Si profila un possibile valzer di panchine che coinvolge Lazio, Atalanta e Fiorentina. Il club biancoceleste ha individuato in Raffaele Palladino, attuale tecnico della Fiorentina, la prima scelta per la propria guida tecnica, innescando una potenziale reazione a catena.
Il presidente Lotito e il ds Fabiani hanno messo l’ex allenatore del Monza in cima alla lista dei desideri. L’interesse per Palladino non è recente: già in passato, era stato indicato come uno dei giovani profili più interessanti del campionato. La scorsa estate, dopo le dimissioni di Igor Tudor, la Lazio aveva nuovamente pensato a lui, ma il tecnico si era già accordato con la Fiorentina, portando la società a virare su Marco Baroni.
Ora le strade potrebbero incrociarsi di nuovo. Un incontro tra le parti è ritenuto imminente, forse già nella prossima settimana, per sondare la fattibilità di un progetto comune. L’operazione è però legata a una serie di incastri. In primo luogo, la Lazio deve risolvere il contratto in essere con Maurizio Sarri, passo necessario prima di formalizzare un nuovo ingaggio.
Contemporaneamente, lo stesso Sarri è uno dei nomi accostati alla panchina dell’Atalanta, qualora Gian Piero Gasperini dovesse lasciare Bergamo. L’eventuale approdo di Palladino a Roma aprirebbe di conseguenza la questione della successione alla Fiorentina. Per la Lazio, il tecnico campano rappresenterebbe la figura ideale per avviare un programma a medio-lungo termine basato sulla crescita di giovani talenti.

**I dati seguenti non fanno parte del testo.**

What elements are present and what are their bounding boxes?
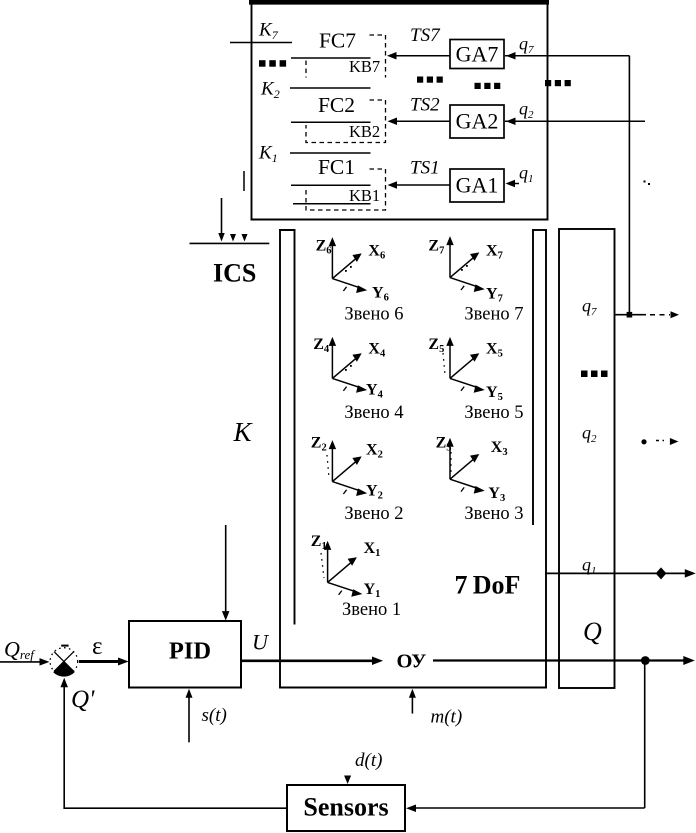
svg-text:ОУ: ОУ (397, 650, 427, 672)
specks right of q1 row (644, 181, 646, 183)
svg-text:K1: K1 (258, 143, 278, 166)
block PID (129, 621, 241, 688)
dashed box KB1 (306, 169, 386, 210)
svg-text:X5: X5 (486, 341, 503, 360)
scan artifact specks (345, 270, 347, 272)
svg-text:PID: PID (169, 637, 211, 664)
svg-text:Звено 4: Звено 4 (344, 403, 403, 423)
wire Q down to Sensors (644, 661, 646, 809)
svg-text:X4: X4 (368, 341, 386, 360)
frame axes Zveno 1 (324, 541, 363, 597)
svg-text:U: U (252, 630, 270, 655)
scan artifact dots (321, 553, 324, 578)
svg-text:Звено 3: Звено 3 (464, 504, 523, 524)
frame axes Zveno 5 (446, 337, 485, 393)
svg-text:K7: K7 (258, 20, 279, 43)
dots between GA7 and GA2 (475, 83, 481, 89)
svg-text:FC1: FC1 (318, 155, 355, 179)
svg-text:Z2: Z2 (311, 435, 327, 454)
frame axes Zveno 7 (446, 236, 485, 292)
svg-text:Звено 7: Звено 7 (464, 305, 523, 325)
wire q1 stub into GA1 (514, 183, 519, 185)
svg-text:Z4: Z4 (313, 336, 330, 355)
wire U: PID to OU (241, 659, 374, 662)
svg-text:FC2: FC2 (318, 93, 355, 117)
svg-text:KB1: KB1 (349, 186, 380, 205)
svg-text:X2: X2 (366, 442, 383, 461)
svg-text:TS7: TS7 (410, 25, 441, 46)
svg-text:Qref: Qref (4, 637, 36, 663)
dashed q2 arrow out (656, 440, 664, 442)
wire plant output Q (433, 659, 688, 661)
svg-text:KB7: KB7 (349, 57, 380, 76)
block GA1 (450, 169, 504, 202)
dashed box KB7 (370, 35, 386, 78)
svg-text:KB2: KB2 (349, 122, 380, 141)
svg-text:Y1: Y1 (364, 581, 381, 600)
block GA7 (450, 40, 504, 69)
scan artifact dots (443, 353, 445, 375)
svg-text:Sensors: Sensors (303, 793, 388, 822)
dots between TS7 and TS2 (417, 77, 423, 83)
svg-text:Звено 6: Звено 6 (344, 305, 403, 325)
svg-text:Y4: Y4 (366, 382, 384, 401)
dashed q7 arrow out (650, 314, 670, 316)
wire K2 (line under KB7) (290, 87, 371, 89)
frame axes Zveno 3 (446, 438, 485, 494)
line under FC2 (291, 121, 371, 123)
svg-text:GA2: GA2 (456, 109, 499, 134)
line under FC1 (291, 184, 371, 186)
svg-text:Z3: Z3 (436, 435, 452, 454)
svg-text:Q': Q' (71, 686, 95, 713)
svg-text:d(t): d(t) (355, 750, 382, 771)
line under FC7 (291, 57, 371, 59)
output bus box (559, 229, 615, 688)
tick mark below K1 (243, 171, 245, 191)
node Q branch dot (641, 656, 650, 665)
svg-text:Y5: Y5 (486, 384, 503, 403)
svg-text:Y3: Y3 (488, 485, 505, 504)
svg-text:Y7: Y7 (486, 286, 503, 305)
svg-text:Z7: Z7 (428, 238, 444, 257)
svg-text:GA7: GA7 (456, 42, 499, 67)
wire K down to PID (225, 525, 227, 612)
block Sensors (287, 785, 405, 831)
node q2 dot (641, 439, 646, 444)
svg-text:Z6: Z6 (316, 238, 332, 257)
wire m(t) into plant (411, 697, 413, 714)
svg-text:Y6: Y6 (372, 285, 389, 304)
svg-text:Q: Q (583, 617, 602, 646)
wire into Sensors right (415, 807, 645, 809)
svg-text:Z1: Z1 (311, 533, 327, 552)
svg-text:q1: q1 (519, 163, 534, 186)
wire q7 feedback up to GA7 (628, 56, 630, 315)
frame axes Zveno 6 (329, 237, 368, 293)
scan artifact dots (450, 452, 452, 476)
wire q1 out (545, 572, 689, 574)
wire K1 (line under KB2) (290, 152, 371, 154)
scan artifact specks (461, 269, 463, 271)
svg-text:q2: q2 (582, 423, 597, 446)
dots at right edge of box (545, 80, 551, 86)
wire s(t) into PID (188, 697, 190, 742)
svg-text:TS2: TS2 (410, 95, 440, 116)
svg-text:Звено 2: Звено 2 (344, 504, 403, 524)
dashed box KB2 (306, 100, 386, 143)
wire TS1: GA1 to KB1 (395, 184, 450, 186)
plant left channel (279, 230, 281, 688)
svg-text:GA1: GA1 (456, 173, 499, 198)
wire Sensors output left (63, 807, 287, 809)
wire TS7: GA7 to KB7 (395, 55, 450, 57)
wire Qref into summer (0, 661, 41, 663)
svg-text:Звено 5: Звено 5 (464, 403, 523, 423)
arrowheads into ICS (230, 234, 236, 242)
svg-text:K: K (233, 417, 254, 447)
wire q2 into GA2 (505, 120, 645, 122)
svg-text:Z5: Z5 (428, 336, 444, 355)
arrowhead d(t) into Sensors (344, 776, 351, 785)
line under KB1 (293, 203, 371, 205)
dots in bus (581, 371, 588, 378)
frame axes Zveno 2 (329, 440, 368, 496)
plant bottom edge (279, 687, 547, 689)
svg-text:m(t): m(t) (431, 707, 463, 728)
wire error into PID (79, 660, 120, 663)
dots below K7 (259, 60, 266, 66)
wire from bank down to ICS (221, 198, 223, 234)
minus sign at summer (61, 645, 68, 647)
wire q7 out of bus (616, 314, 647, 316)
wire K7 input (230, 42, 292, 44)
svg-text:ε: ε (92, 633, 103, 660)
summing junction (50, 648, 78, 676)
svg-text:X1: X1 (364, 540, 381, 559)
wire feedback up to summer (63, 680, 65, 808)
svg-text:FC7: FC7 (319, 29, 356, 53)
node q1 diamond (656, 567, 667, 579)
svg-text:Звено 1: Звено 1 (342, 600, 401, 620)
svg-text:X3: X3 (491, 439, 508, 458)
svg-text:X7: X7 (486, 243, 503, 262)
scan artifact dots (327, 455, 329, 478)
svg-text:TS1: TS1 (410, 158, 440, 179)
svg-text:s(t): s(t) (202, 705, 227, 726)
line over ICS (190, 242, 270, 244)
svg-text:K2: K2 (260, 79, 280, 102)
svg-text:q2: q2 (519, 99, 534, 122)
svg-text:Y2: Y2 (366, 483, 383, 502)
frame axes Zveno 4 (329, 337, 368, 393)
wire q7 into GA7 (505, 55, 630, 57)
block GA2 (450, 105, 504, 138)
svg-text:ICS: ICS (213, 259, 256, 288)
scan artifact specks (345, 369, 347, 371)
wire TS2: GA2 to KB2 (395, 120, 450, 122)
outer box: controller bank enclosure (249, 0, 549, 5)
svg-text:7 DoF: 7 DoF (455, 571, 521, 600)
svg-text:X6: X6 (368, 243, 385, 262)
svg-text:q7: q7 (582, 296, 597, 319)
svg-text:q7: q7 (519, 34, 534, 57)
plant right channel (532, 230, 534, 525)
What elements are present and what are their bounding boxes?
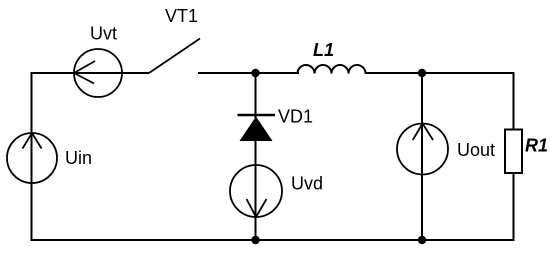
wire inductor to right corner xyxy=(365,72,514,74)
voltage source Uout xyxy=(397,124,448,175)
svg-text:L1: L1 xyxy=(313,40,334,60)
inductor L1 xyxy=(298,65,366,74)
svg-text:Uvt: Uvt xyxy=(90,24,117,44)
wire left vertical xyxy=(31,73,33,240)
voltage source Uvt xyxy=(74,49,122,97)
svg-text:R1: R1 xyxy=(525,136,548,156)
svg-text:Uin: Uin xyxy=(65,148,92,168)
node junction bottom of Uout xyxy=(418,236,426,244)
wire right vertical R1 branch xyxy=(513,72,515,241)
svg-text:Uvd: Uvd xyxy=(291,174,323,194)
node junction bottom of diode xyxy=(251,236,259,244)
svg-text:VT1: VT1 xyxy=(165,6,198,26)
wire diode branch vertical xyxy=(255,73,257,240)
node junction top of Uout xyxy=(418,69,426,77)
voltage source Uin xyxy=(7,133,57,183)
voltage source Uvd xyxy=(230,165,282,217)
wire switch to node xyxy=(198,72,299,74)
switch VT1 blade xyxy=(149,39,200,74)
wire bottom horizontal xyxy=(31,239,515,241)
node junction top of diode xyxy=(251,69,259,77)
wire Uout branch vertical xyxy=(421,73,423,240)
diode VD1 xyxy=(238,115,276,141)
svg-text:VD1: VD1 xyxy=(278,107,313,127)
wire top-left horizontal xyxy=(31,72,150,74)
svg-text:Uout: Uout xyxy=(457,140,495,160)
resistor R1 xyxy=(505,130,522,174)
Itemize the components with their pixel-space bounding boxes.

L’esito della trattativa è ancora incerto. Se l’incontro con Palladino non dovesse portare a un accordo, la Lazio esplorerà piste alternative, con una forte inclinazione verso il mercato estero. In Serie A piacciono profili come Kosta Runjaić dell’Udinese, ma la dirigenza non sembra pienamente convinta delle opzioni italiane.
Tra i nomi stranieri, spicca quello del tedesco Dino Toppmoller, attualmente svincolato dopo l’esperienza all’Eintracht Francoforte. Se la trattativa con Palladino non dovesse concretizzarsi, la sua candidatura verrà presa in considerazione insieme ad altre. Al momento, però, ogni sforzo è concentrato su Raffaele Palladino, che resta l’obiettivo prioritario per la panchina della Lazio.